This property offers an array of benefits when compared with the eager approach. It offers a far more suitable representation of a constantly-changing webpage, and as such side-steps many common errors encountered during web automation. It also powers the automatic waiting feature that is also offered by selenider.
The element collection, then, is a generalisation of this concept to
sets of elements. A selenider_elements
object stores the
path to its elements, but not the elements itself. It therefore cannot
be represented by a list; for one thing, as seen above, it is
necessarily unaware of its length.
For all of the advantages of lazy elements, this choice of structure
does come with some caveats. The major one is that many list operations
will not work on an element collection; in fact, you should assume that
any operation that works on a list will not work on a
selenider_elements
object. This is in part due to the fact
that R does not natively support custom iterators.
So, what can I do?
selenider provides an API for working with element collections. All of the methods below preserve the laziness of the element collection, meaning that none of them will actually fetch any elements from the page until the resulting element is used.
-
elems[[x]]
andelems[x]
work with numeric indices, including negative numbers, allowing you to filter elements by position. -
elem_filter()
andelem_find()
allow you to filter an element collection or find a single element based on a condition. -
elem_flatten()
allow you to combine multiple elements or element collections into a single collection. -
find_each_element()
andfind_all_elements()
allow you to easily find children of all the elements in a collection.
As seen before, length()
can be used on element
collections to get the number of elements. This is not lazy,
meaning you shouldn’t rely on this value to always be accurate after it
is called.
However, sometimes you want to perform more complex operations on a
set of elements. One common example is iteration, either in a for loop
or using lapply()
/purrr::map()
. Iteration is
an operation that goes against the idea of a lazy collection: how do you
iterate over a set that is constantly changing?

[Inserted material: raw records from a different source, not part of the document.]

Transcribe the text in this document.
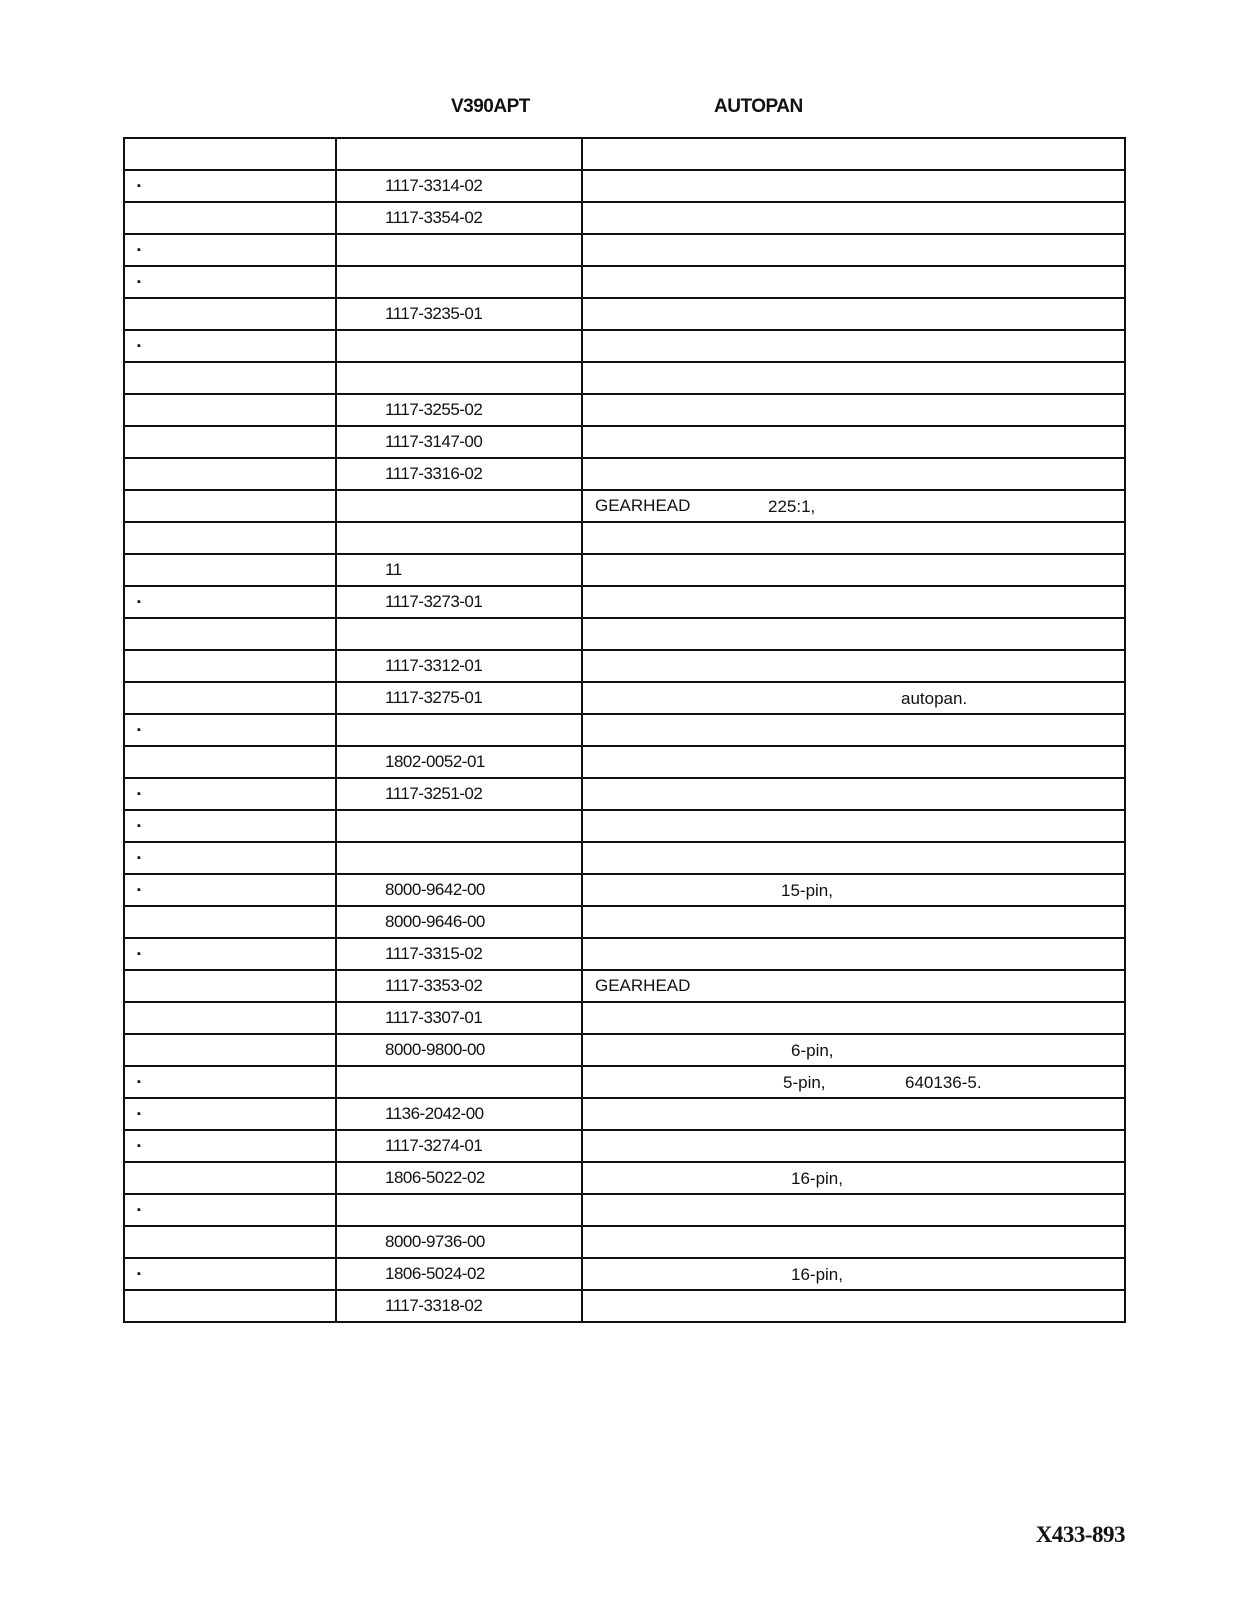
V390APT	AUTOPAN

▪	1117-3314-02	

	1117-3354-02	

▪		

▪		

	1117-3235-01	

▪		

	1117-3255-02	

	1117-3147-00	

	1117-3316-02	

		GEARHEAD 225:1,

	11	

▪	1117-3273-01	

	1117-3312-01	

	1117-3275-01	autopan.

▪		

	1802-0052-01	

▪	1117-3251-02	

▪		

▪		

▪	8000-9642-00	15-pin,

	8000-9646-00	

▪	1117-3315-02	

	1117-3353-02	GEARHEAD

	1117-3307-01	

	8000-9800-00	6-pin,

▪		5-pin, 640136-5.

▪	1136-2042-00	

▪	1117-3274-01	

	1806-5022-02	16-pin,

▪		

	8000-9736-00	

▪	1806-5024-02	16-pin,

	1117-3318-02	
X433-893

In this situation, if you are willing to sacrifice some of the lazy
properties of an element collection, use as.list()
. This
function, when called on an element collection elems
,
converts it to the following:
list(elems[[1]], elems[[2]], ..., elems[[n]])
Where n
is length(elems)
.
Notably, the elements of the list are still lazy, since
[[
preserves laziness on element collections. However, the
length of the list is not, since the call to length()
is
not lazy.
Since this is an actual list, it supports a much wider range of
operations. For example, in selenider’s README, as.list()
is used to iterate over a collection of links to find their hyperlinks.
Take a look at as.list.selenider_elements()
for more
examples.
Forcing eager behaviour
Sometimes it may be desirable to avoid the lazy behaviour of selenider’s elements. This is usually for performance reasons: you may have an element represented by a long, complex set of steps, which needs to be used many times. By default, selenider will follow the path every time the element is used, which can end up being very slow, and may be redundant if you know the element’s position is unlikely to change.
elem_cache()
can be used to force an element or set of
elements to be retrieved from the DOM and stored, creating an “eager”
element. Note the caveat in the docs: further elements created using
this element will not also be eager, but will use this eager element as
a starting point.